The following section presents the results from the analysis focusing on which practices provided quality of care, meaningful activities, and social life for the residents in the shared living spaces of the nursing home. Three interlinked themes emerged from the data: working within the given frames, forming practices, and organising activities.
Working within the given frames
We identified three different kinds of frames forming the practices in the shared living space of nursing homes: environmental frames, mealtimes, and residents' health situations and individual needs. Overall, there were substantial similarities in how daily life in the shared living spaces was carried out across the six units, and we did not observe any major differences in practices that could be related to the nursing homes’ size, organisation, business model or location in the city.

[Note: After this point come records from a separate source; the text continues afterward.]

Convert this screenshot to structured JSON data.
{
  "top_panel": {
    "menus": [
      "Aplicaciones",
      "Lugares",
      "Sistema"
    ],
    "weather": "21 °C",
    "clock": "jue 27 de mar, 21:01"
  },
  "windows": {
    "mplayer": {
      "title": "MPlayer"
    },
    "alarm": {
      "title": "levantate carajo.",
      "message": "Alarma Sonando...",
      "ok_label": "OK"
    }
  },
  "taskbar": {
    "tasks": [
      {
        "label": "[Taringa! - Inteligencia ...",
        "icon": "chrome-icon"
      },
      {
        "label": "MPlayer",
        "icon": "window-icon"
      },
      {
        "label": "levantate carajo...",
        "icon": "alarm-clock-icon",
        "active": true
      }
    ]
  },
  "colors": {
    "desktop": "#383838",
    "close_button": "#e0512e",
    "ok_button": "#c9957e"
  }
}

Environmental frames that form practices
The physical frames of the shared living areas, such as the architecture, furnishing and decorations, represented opportunities and limitations in providing quality care for the residents.

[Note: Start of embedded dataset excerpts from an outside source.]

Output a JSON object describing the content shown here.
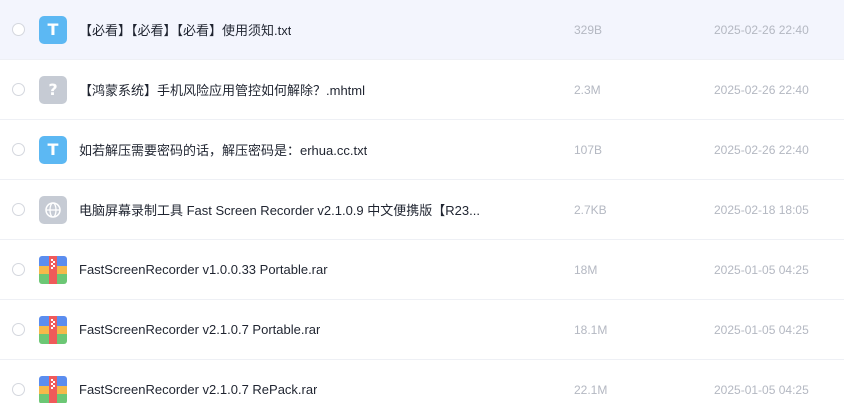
{
  "files": [
    {
      "name": "【必看】【必看】【必看】使用须知.txt",
      "size": "329B",
      "date": "2025-02-26 22:40",
      "icon": "txt-file-icon",
      "icon_glyph": "T"
    },
    {
      "name": "【鸿蒙系统】手机风险应用管控如何解除？.mhtml",
      "size": "2.3M",
      "date": "2025-02-26 22:40",
      "icon": "unknown-file-icon",
      "icon_glyph": "?"
    },
    {
      "name": "如若解压需要密码的话，解压密码是：erhua.cc.txt",
      "size": "107B",
      "date": "2025-02-26 22:40",
      "icon": "txt-file-icon",
      "icon_glyph": "T"
    },
    {
      "name": "电脑屏幕录制工具 Fast Screen Recorder v2.1.0.9 中文便携版【R23...",
      "size": "2.7KB",
      "date": "2025-02-18 18:05",
      "icon": "web-link-icon"
    },
    {
      "name": "FastScreenRecorder v1.0.0.33 Portable.rar",
      "size": "18M",
      "date": "2025-01-05 04:25",
      "icon": "archive-icon"
    },
    {
      "name": "FastScreenRecorder v2.1.0.7 Portable.rar",
      "size": "18.1M",
      "date": "2025-01-05 04:25",
      "icon": "archive-icon"
    },
    {
      "name": "FastScreenRecorder v2.1.0.7 RePack.rar",
      "size": "22.1M",
      "date": "2025-01-05 04:25",
      "icon": "archive-icon"
    }
  ],
  "colors": {
    "selected_row_bg": "#f3f5fd",
    "txt_icon": "#5cb8f3",
    "generic_icon": "#c6cbd4",
    "secondary_text": "#b4b8c2"
  }
}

For example, the care workers spent a large amount of time in the kitchen, and they could observe and communicate with the residents while preparing the meals. In this way, the care workers were available and present for the residents while doing other tasks. This was important, as the care workers had busy days and were constantly working and moving around. In all nursing home units, the residents paid much attention to the care workers' activities in the kitchen. In one of the units, the architectural layout even situated the kitchen as something of a theatre scene, where the residents could sit like an audience paying attention to the care workers “acting” out the kitchen work.
Aesthetics were highly valued by the care workers as important for the residents' well-being, and they took pride in keeping the living rooms tidy and nicely decorated with tablecloths, flowers, and décor, as well as setting the table nicely for meals by using napkins and candles. The quotation of a care worker below provides a typical example.

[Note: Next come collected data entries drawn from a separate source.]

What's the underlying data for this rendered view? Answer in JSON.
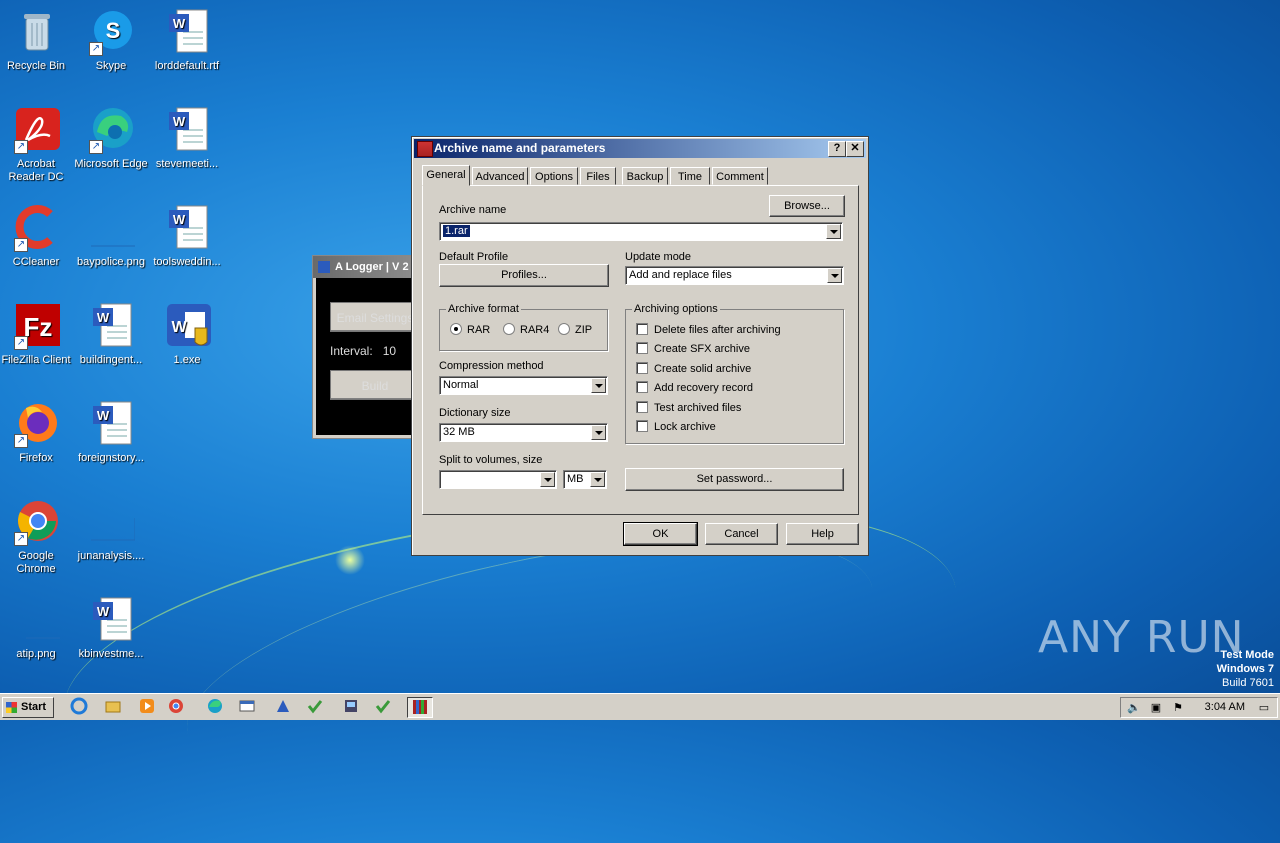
{
  "desktop": {
    "icons": [
      {
        "label": "Recycle Bin",
        "icon": "recycle-bin-icon"
      },
      {
        "label": "Skype",
        "icon": "skype-icon"
      },
      {
        "label": "lorddefault.rtf",
        "icon": "word-document-icon"
      },
      {
        "label": "Acrobat Reader DC",
        "icon": "acrobat-icon"
      },
      {
        "label": "Microsoft Edge",
        "icon": "edge-icon"
      },
      {
        "label": "stevemeeti...",
        "icon": "word-document-icon"
      },
      {
        "label": "CCleaner",
        "icon": "ccleaner-icon"
      },
      {
        "label": "baypolice.png",
        "icon": "image-file-icon"
      },
      {
        "label": "toolsweddin...",
        "icon": "word-document-icon"
      },
      {
        "label": "FileZilla Client",
        "icon": "filezilla-icon"
      },
      {
        "label": "buildingent...",
        "icon": "word-document-icon"
      },
      {
        "label": "1.exe",
        "icon": "word-exe-icon"
      },
      {
        "label": "Firefox",
        "icon": "firefox-icon"
      },
      {
        "label": "foreignstory...",
        "icon": "word-document-icon"
      },
      {
        "label": "Google Chrome",
        "icon": "chrome-icon"
      },
      {
        "label": "junanalysis....",
        "icon": "image-file-icon"
      },
      {
        "label": "atip.png",
        "icon": "image-file-icon"
      },
      {
        "label": "kbinvestme...",
        "icon": "word-document-icon"
      }
    ],
    "watermark": "ANY RUN",
    "test_mode": {
      "line1": "Test Mode",
      "line2": "Windows 7",
      "line3": "Build 7601"
    }
  },
  "logger": {
    "title": "A Logger | V 2",
    "email_button": "Email Settings",
    "interval_label": "Interval:",
    "interval_value": "10",
    "build_button": "Build"
  },
  "dialog": {
    "title": "Archive name and parameters",
    "help_btn": "?",
    "close_btn": "✕",
    "tabs": [
      "General",
      "Advanced",
      "Options",
      "Files",
      "Backup",
      "Time",
      "Comment"
    ],
    "browse_label": "Browse...",
    "archive_name_label": "Archive name",
    "archive_name_value": "1.rar",
    "default_profile_label": "Default Profile",
    "profiles_label": "Profiles...",
    "update_mode_label": "Update mode",
    "update_mode_value": "Add and replace files",
    "archive_format_label": "Archive format",
    "formats": {
      "rar": "RAR",
      "rar4": "RAR4",
      "zip": "ZIP",
      "selected": "RAR"
    },
    "compression_label": "Compression method",
    "compression_value": "Normal",
    "dictionary_label": "Dictionary size",
    "dictionary_value": "32 MB",
    "split_label": "Split to volumes, size",
    "split_value": "",
    "split_unit": "MB",
    "archiving_options_label": "Archiving options",
    "options": [
      "Delete files after archiving",
      "Create SFX archive",
      "Create solid archive",
      "Add recovery record",
      "Test archived files",
      "Lock archive"
    ],
    "set_password_label": "Set password...",
    "ok_label": "OK",
    "cancel_label": "Cancel",
    "help_label": "Help"
  },
  "taskbar": {
    "start_label": "Start",
    "clock": "3:04 AM"
  }
}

At the weekends and birthdays, we lay the table with nice clothes and napkins. We have a patient here that attended fine restaurants. She seldom wants to join the others at the table, but when it is nicely done, she sits by the table and enjoys the meal. It makes a difference you know, having nice surroundings. But look at the flower over there (points at a rather sad potted plant). It is dreadful, it should have been thrown away. However, a resident owns it, and she loves it.
The quotation also illustrates one of many examples of how care workers were attentive to the residents' wishes even when they conflicted with other values, such as aesthetics. The care work included a constant negotiation between different values, such as keeping the interior nice and tidy and meeting the personal wishes of the residents.
Meals as frames for work
Mealtimes structured the day in the nursing homes, starting with breakfast (typically 9 am), followed by lunch (approximately 1 pm), dinner (approximately 4 pm) and an evening meal (approximately 7 pm). In addition, coffee with snacks or fruit was served in between. Normally, the residents had all their meals in the social eating area, and a large part of life in the common areas circled the meals. At first glance, it seemed that the time-consuming work related to preparing and serving meals was taking time away from other forms of care. However, throughout the observations, it appeared that the care workers used the mealtimes for several purposes in addition to fulfilling the residents’ nutritional needs, such as making conversation, making jokes, and performing observations.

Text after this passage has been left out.